I'm reading now a basic, and many say classic text on computer architecture and design "Computer Organization and Design", by Henderson and Patterson. It's amazing how quickly the book takes you into instruction sets and low-level languages. Now I know what a bit is! Wish I had more time (and energy) for this.

On another topic, this may be of interest to someone:

I mistakenly erased one of my drives a while ago and thought there might be some way to recover the data (some of which was important to me). So, I asked around and someone told me of a DOS program called "unformat". I got a-hold of that but it wouldn't work since it was 16-bit and my drive was FAT 32 (or, I presume that was the reason).
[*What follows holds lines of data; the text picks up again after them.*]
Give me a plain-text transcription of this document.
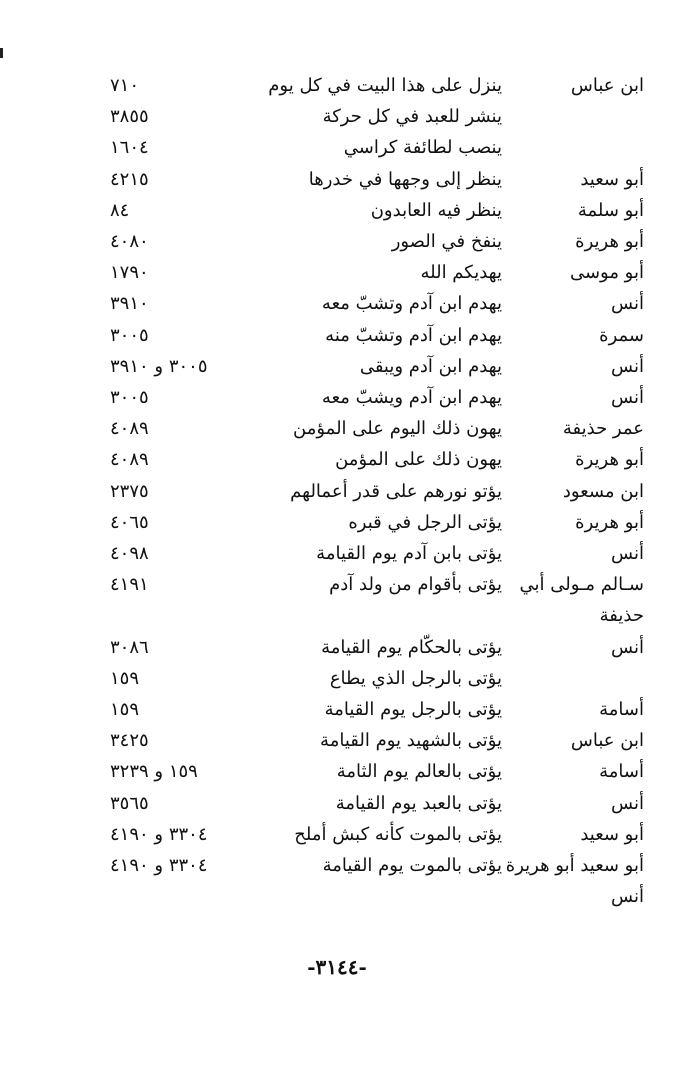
ابن عباس
ينزل على هذا البيت في كل يوم
٧١٠
ينشر للعبد في كل حركة
٣٨٥٥
ينصب لطائفة كراسي
١٦٠٤
أبو سعيد
ينظر إلى وجهها في خدرها
٤٢١٥
أبو سلمة
ينظر فيه العابدون
٨٤
أبو هريرة
ينفخ في الصور
٤٠٨٠
أبو موسى
يهديكم الله
١٧٩٠
أنس
يهدم ابن آدم وتشبّ معه
٣٩١٠
سمرة
يهدم ابن آدم وتشبّ منه
٣٠٠٥
أنس
يهدم ابن آدم ويبقى
٣٠٠٥ و ٣٩١٠
أنس
يهدم ابن آدم ويشبّ معه
٣٠٠٥
عمر حذيفة
يهون ذلك اليوم على المؤمن
٤٠٨٩
أبو هريرة
يهون ذلك على المؤمن
٤٠٨٩
ابن مسعود
يؤتو نورهم على قدر أعمالهم
٢٣٧٥
أبو هريرة
يؤتى الرجل في قبره
٤٠٦٥
أنس
يؤتى بابن آدم يوم القيامة
٤٠٩٨
سـالم مـولى أبي
يؤتى بأقوام من ولد آدم
٤١٩١
حذيفة
أنس
يؤتى بالحكّام يوم القيامة
٣٠٨٦
يؤتى بالرجل الذي يطاع
١٥٩
أسامة
يؤتى بالرجل يوم القيامة
١٥٩
ابن عباس
يؤتى بالشهيد يوم القيامة
٣٤٢٥
أسامة
يؤتى بالعالم يوم الثامة
١٥٩ و ٣٢٣٩
أنس
يؤتى بالعبد يوم القيامة
٣٥٦٥
أبو سعيد
يؤتى بالموت كأنه كبش أملح
٣٣٠٤ و ٤١٩٠
أبو سعيد أبو هريرة
يؤتى بالموت يوم القيامة
٣٣٠٤ و ٤١٩٠
أنس
-٣١٤٤-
Then someone on the Dream thread recommended I check out "Lost and Found" by PowerQuest (the makers of Partition Magic). I did and I bought it and today I finally used it and it worked perfectly!! Quite amazing to see it run and do the job. The program costs about $50 for a single-user license (this restricts you to using it on only one computer: PowerQuest is known for being restrictive like this. I called the company and the lady I talked to said that I can use the same program (on floppy) on any drive as long as the drive I originally used the program on is installed in the same computer. Which is not really so bad -- but I'll believe it when I see it).

There was one consequence of the job however: now I want to re-partition the disk that had the lost and recovered info, but I can't access 500MB of space on that disk -- which is exactly the amount of space that was in the erased drive. Gonna call PQ Monday.